Sorri para a porta fechada, balançando a cabeça negativamente. Então ela não tinha mentido quando disse "Só hoje" no dia anterior. E tinha muito a esconder, como deu para notar pela conversa com a vizinha.
Como não tinha o que fazer, segui o conselho de Susan e li os artigos que ela me emprestou. De fato, só depois de acabar de ler todos eles à noite pude ver a marca de Walter nos crimes: Sem pistas. Sem impressões digitais. E se era pego, deixava tudo para trás.
Nesse ponto reparei que ia ter de dormir no sofá. Suspirei. Pelo menos tinham algumas almofadas que usei para me aconchegar, dormindo.
No dia seguinte não saímos também. Planejamos os próximos passos e Susan lembrou que tinha uma festa na terça-feira. Como sabíamos que Walter estaria ciente da falha até lá, escolhemos nos hospedar no próprio hotel da festa.
Fazia frio nesta noite, e enquanto dormia notei um cobertor sendo colocado sobre mim. Como um reflexo, puxei a mão que estava mais perto de meu rosto, e Susan caiu sobre mim com um grunhido.
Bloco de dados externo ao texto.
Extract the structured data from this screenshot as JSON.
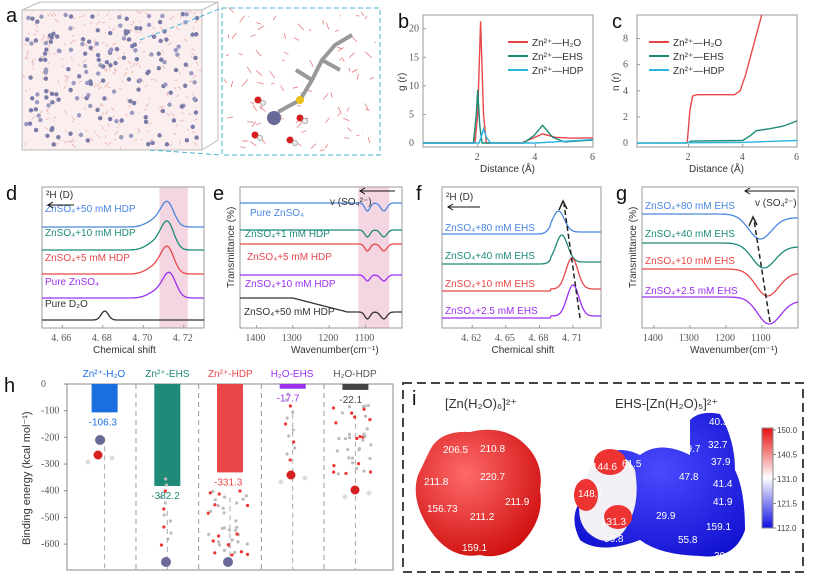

- Estava me esperando por acaso? - ela tentou se soltar.
- Torcendo se encaixa melhor. - eu sorri, tirando alguns fios de cabelo de seu rosto.
- Ok. Achei que você estivesse com frio. Quero ir voltar a dormir, por favor. - tentou novamente.
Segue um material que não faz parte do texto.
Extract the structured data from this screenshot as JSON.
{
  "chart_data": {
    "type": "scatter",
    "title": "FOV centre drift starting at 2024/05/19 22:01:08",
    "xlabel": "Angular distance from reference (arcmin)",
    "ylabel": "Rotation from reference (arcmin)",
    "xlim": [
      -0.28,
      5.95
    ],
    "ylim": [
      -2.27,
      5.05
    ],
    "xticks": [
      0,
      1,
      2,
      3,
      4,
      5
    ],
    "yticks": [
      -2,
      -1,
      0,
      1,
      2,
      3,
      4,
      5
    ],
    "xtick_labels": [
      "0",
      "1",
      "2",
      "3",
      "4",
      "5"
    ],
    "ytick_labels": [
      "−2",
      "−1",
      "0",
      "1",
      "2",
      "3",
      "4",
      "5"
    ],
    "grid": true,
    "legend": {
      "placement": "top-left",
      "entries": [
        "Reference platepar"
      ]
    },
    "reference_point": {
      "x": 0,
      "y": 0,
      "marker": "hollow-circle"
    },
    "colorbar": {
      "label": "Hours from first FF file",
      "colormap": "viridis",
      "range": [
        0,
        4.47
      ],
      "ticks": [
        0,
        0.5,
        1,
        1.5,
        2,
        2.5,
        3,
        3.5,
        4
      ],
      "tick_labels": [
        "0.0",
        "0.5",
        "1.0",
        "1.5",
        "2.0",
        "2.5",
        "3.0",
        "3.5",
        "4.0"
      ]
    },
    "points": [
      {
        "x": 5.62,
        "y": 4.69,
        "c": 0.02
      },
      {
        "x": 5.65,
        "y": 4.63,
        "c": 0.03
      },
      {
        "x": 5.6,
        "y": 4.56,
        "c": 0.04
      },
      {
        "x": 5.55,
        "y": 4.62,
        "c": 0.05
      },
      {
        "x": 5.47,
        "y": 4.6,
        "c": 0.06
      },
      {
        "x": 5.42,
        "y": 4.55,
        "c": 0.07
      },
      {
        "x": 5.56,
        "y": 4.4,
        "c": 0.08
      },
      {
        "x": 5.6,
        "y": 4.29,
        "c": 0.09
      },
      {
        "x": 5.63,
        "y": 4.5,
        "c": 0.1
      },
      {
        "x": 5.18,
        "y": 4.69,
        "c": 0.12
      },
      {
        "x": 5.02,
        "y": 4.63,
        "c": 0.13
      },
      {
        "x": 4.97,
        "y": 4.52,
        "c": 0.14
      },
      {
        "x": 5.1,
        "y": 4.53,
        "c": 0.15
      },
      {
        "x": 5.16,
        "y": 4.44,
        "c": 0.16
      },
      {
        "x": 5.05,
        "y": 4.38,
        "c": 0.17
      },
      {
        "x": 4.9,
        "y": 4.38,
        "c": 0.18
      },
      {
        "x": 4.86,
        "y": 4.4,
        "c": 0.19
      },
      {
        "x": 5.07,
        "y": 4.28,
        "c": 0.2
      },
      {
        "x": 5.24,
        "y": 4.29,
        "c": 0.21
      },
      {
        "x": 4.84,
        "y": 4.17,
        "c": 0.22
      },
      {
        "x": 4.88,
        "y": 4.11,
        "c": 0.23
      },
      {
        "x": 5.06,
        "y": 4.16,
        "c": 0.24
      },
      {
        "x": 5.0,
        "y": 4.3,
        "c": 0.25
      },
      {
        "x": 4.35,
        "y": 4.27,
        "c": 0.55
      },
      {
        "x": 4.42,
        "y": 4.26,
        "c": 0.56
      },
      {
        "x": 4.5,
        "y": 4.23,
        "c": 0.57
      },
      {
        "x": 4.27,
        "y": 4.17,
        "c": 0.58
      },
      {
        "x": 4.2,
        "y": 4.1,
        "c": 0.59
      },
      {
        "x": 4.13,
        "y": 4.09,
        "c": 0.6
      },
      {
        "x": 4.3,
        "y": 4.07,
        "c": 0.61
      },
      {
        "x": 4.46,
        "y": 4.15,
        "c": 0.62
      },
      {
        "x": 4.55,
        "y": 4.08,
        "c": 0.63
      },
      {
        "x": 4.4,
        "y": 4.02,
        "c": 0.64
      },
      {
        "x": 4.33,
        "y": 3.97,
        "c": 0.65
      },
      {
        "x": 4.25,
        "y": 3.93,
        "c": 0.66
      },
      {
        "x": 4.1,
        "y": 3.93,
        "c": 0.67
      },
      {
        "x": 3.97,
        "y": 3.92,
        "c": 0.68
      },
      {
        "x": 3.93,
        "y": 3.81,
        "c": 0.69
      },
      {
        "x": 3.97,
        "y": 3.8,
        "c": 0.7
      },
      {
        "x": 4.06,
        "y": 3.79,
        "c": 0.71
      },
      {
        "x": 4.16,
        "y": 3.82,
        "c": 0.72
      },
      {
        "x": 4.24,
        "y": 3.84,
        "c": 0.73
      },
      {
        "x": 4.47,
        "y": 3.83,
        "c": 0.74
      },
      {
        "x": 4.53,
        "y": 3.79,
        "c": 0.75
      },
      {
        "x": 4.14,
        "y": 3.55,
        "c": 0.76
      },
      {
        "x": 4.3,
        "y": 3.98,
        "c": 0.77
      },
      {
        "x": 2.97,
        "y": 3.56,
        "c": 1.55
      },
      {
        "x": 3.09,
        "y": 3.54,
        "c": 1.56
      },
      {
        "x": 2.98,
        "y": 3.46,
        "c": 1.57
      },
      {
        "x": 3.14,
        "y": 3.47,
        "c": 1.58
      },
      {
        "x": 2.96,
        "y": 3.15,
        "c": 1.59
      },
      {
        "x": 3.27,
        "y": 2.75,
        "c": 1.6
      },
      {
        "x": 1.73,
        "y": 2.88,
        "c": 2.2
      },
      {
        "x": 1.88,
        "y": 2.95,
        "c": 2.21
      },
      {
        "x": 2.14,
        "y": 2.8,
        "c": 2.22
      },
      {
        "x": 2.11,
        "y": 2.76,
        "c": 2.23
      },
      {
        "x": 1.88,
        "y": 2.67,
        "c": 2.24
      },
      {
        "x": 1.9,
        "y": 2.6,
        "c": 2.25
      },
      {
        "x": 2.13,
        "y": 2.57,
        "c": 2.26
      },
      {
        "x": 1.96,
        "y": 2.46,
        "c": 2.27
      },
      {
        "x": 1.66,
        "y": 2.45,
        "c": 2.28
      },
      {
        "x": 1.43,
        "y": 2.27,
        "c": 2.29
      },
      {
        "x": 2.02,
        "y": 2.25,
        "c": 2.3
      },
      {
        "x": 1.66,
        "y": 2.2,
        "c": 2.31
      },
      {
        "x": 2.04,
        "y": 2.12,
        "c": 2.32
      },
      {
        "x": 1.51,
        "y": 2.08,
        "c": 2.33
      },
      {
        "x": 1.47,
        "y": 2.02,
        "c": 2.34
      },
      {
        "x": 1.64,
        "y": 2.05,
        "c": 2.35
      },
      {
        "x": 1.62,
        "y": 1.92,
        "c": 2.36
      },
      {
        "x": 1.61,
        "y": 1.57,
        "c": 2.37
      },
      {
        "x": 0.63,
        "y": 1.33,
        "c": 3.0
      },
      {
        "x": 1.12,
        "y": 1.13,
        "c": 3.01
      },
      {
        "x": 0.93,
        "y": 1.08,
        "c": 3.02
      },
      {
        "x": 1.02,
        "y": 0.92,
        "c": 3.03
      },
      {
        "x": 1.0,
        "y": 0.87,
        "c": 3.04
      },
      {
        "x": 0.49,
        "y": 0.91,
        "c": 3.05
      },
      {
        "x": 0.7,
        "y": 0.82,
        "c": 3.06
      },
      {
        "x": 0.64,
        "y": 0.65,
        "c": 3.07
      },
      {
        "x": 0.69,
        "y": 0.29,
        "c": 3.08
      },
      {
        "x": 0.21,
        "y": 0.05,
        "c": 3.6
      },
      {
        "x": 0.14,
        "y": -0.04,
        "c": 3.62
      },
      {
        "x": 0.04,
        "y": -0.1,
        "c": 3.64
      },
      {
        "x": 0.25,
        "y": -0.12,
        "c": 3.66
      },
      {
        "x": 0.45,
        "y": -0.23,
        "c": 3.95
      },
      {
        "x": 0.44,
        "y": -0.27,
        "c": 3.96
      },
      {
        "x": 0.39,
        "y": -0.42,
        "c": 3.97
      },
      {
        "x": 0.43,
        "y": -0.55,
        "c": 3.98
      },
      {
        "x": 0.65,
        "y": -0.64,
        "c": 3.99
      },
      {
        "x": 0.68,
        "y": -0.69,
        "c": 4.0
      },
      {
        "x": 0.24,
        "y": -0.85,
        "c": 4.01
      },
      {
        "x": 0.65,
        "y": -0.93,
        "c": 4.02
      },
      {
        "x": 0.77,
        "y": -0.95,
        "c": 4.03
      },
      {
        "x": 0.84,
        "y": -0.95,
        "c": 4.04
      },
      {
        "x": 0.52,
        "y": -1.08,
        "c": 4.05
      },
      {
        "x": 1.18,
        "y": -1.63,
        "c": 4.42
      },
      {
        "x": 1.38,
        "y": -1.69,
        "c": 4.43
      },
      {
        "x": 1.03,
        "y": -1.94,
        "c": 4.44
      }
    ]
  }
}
- Mas então você teria frio. Aqui o cobertor é natural. - acariciei seu rosto.
- Prefiro os sintéticos...
- Você não pode ficar mentindo. Estava pensando em mim, obviamente. - a puxei para mais perto.
- Não sonho com assassinos, John. - sua respiração estava tensa.
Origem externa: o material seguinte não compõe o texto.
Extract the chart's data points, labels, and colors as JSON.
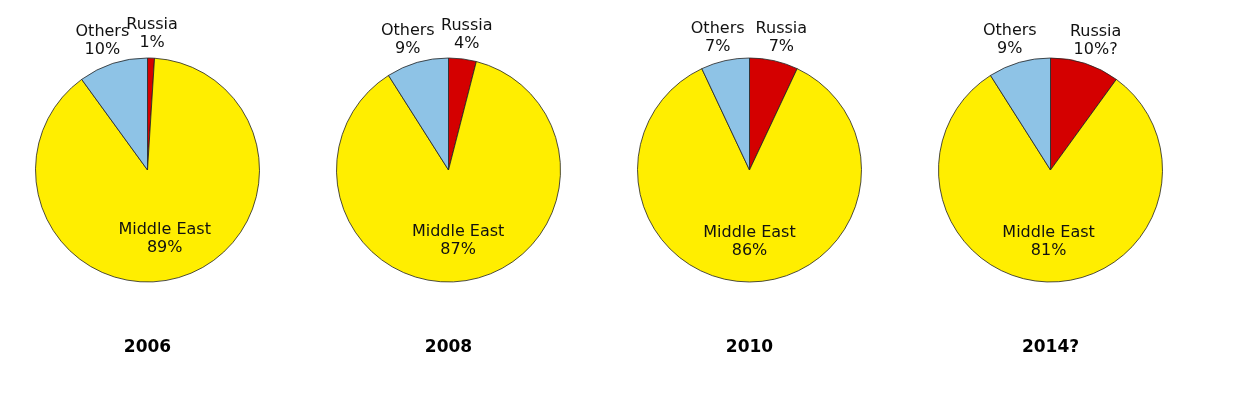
{
  "chart_data": [
    {
      "type": "pie",
      "title": "2006",
      "categories": [
        "Russia",
        "Middle East",
        "Others"
      ],
      "values": [
        1,
        89,
        10
      ],
      "value_labels": [
        "1%",
        "89%",
        "10%"
      ],
      "colors": [
        "#d40000",
        "#ffee00",
        "#8ec3e6"
      ]
    },
    {
      "type": "pie",
      "title": "2008",
      "categories": [
        "Russia",
        "Middle East",
        "Others"
      ],
      "values": [
        4,
        87,
        9
      ],
      "value_labels": [
        "4%",
        "87%",
        "9%"
      ],
      "colors": [
        "#d40000",
        "#ffee00",
        "#8ec3e6"
      ]
    },
    {
      "type": "pie",
      "title": "2010",
      "categories": [
        "Russia",
        "Middle East",
        "Others"
      ],
      "values": [
        7,
        86,
        7
      ],
      "value_labels": [
        "7%",
        "86%",
        "7%"
      ],
      "colors": [
        "#d40000",
        "#ffee00",
        "#8ec3e6"
      ]
    },
    {
      "type": "pie",
      "title": "2014?",
      "categories": [
        "Russia",
        "Middle East",
        "Others"
      ],
      "values": [
        10,
        81,
        9
      ],
      "value_labels": [
        "10%?",
        "81%",
        "9%"
      ],
      "colors": [
        "#d40000",
        "#ffee00",
        "#8ec3e6"
      ]
    }
  ]
}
- E com seguranças particulares? - a beijei no rosto após cada palavra.
- Bom salário? - ela sorriu, se aproximando.
- Excelente. - ergui minha cabeça até meus lábios tocarem nos dela, soltando seu pulso.
- Prefiro trabalhos mais seguros. - ela disse sem remover os lábios, se levantando e entrando em seu quarto.
Eu a assisti ir, sorrindo presunçosamente.